Some recipes store transient data in a portion of the Fluo table. Transient data is data that’s continually being added and deleted. Also these transient data ranges contain no long term data. The way Fluo works, when data is deleted a delete marker is inserted but the data is actually still there. Over time these transient ranges of the table will have a lot more delete markers than actual data if nothing is done. If nothing is done, then processing transient data will get increasingly slower over time.

These deleted markers can be cleaned up by forcing Accumulo to compact the Fluo table, which will run Fluo’s garbage collection iterator. However, compacting the entire table to clean up these ranges within a table is overkill. Alternatively, Accumulo supports compacting ranges of a table. So a good solution to the delete marker problem is to periodically compact just the transient ranges.
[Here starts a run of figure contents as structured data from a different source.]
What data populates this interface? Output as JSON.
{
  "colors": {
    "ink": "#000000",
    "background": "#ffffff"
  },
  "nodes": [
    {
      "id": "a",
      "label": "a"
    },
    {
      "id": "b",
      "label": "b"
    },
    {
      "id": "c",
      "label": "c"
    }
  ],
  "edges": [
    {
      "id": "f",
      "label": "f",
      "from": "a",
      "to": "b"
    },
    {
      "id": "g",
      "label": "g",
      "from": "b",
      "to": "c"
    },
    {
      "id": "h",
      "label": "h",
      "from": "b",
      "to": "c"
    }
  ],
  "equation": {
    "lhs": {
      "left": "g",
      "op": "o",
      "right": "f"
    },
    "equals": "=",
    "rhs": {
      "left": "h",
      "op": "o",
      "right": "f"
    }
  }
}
Fluo Recipes provides helper code to deal with transient data ranges in a standard way.

Registering Transient Ranges

Recipes like Export Queue will automatically register transient ranges when configured. If you would like to register your own transient ranges, use TransientRegistry. Below is a simple example of using this.

FluoConfiguration fluoConfig = ...;
TransientRegistry transientRegistry = new TransientRegistry(fluoConfig.getAppConfiguration());
transientRegistry.addTransientRange(new RowRange(startRow, endRow));

//Initialize Fluo using fluoConfig. This will store the registered ranges in
//zookeeper making them available on any node later.

Compacting Transient Ranges

Although you may never need to register transient ranges directly, you will need to periodically compact transient ranges if using a recipe that registers them. Using TableOperations this can be done with one line of Java code like the following.

FluoConfiguration fluoConfig = ...;
TableOperations.compactTransient(fluoConfig);

Fluo recipes provides and easy way to call compactTransient() from the command line using the fluo exec command as follows:

fluo exec <app name> io.fluo.recipes.accumulo.cmds.CompactTransient [<interval> [<count>]]

If no arguments are specified the command will call compactTransient() once. If only <interval> is specified, the command will loop forever calling compactTransient() sleeping <interval> seconds between calls. If <count> is additionally specified then the command will only loop <count> times.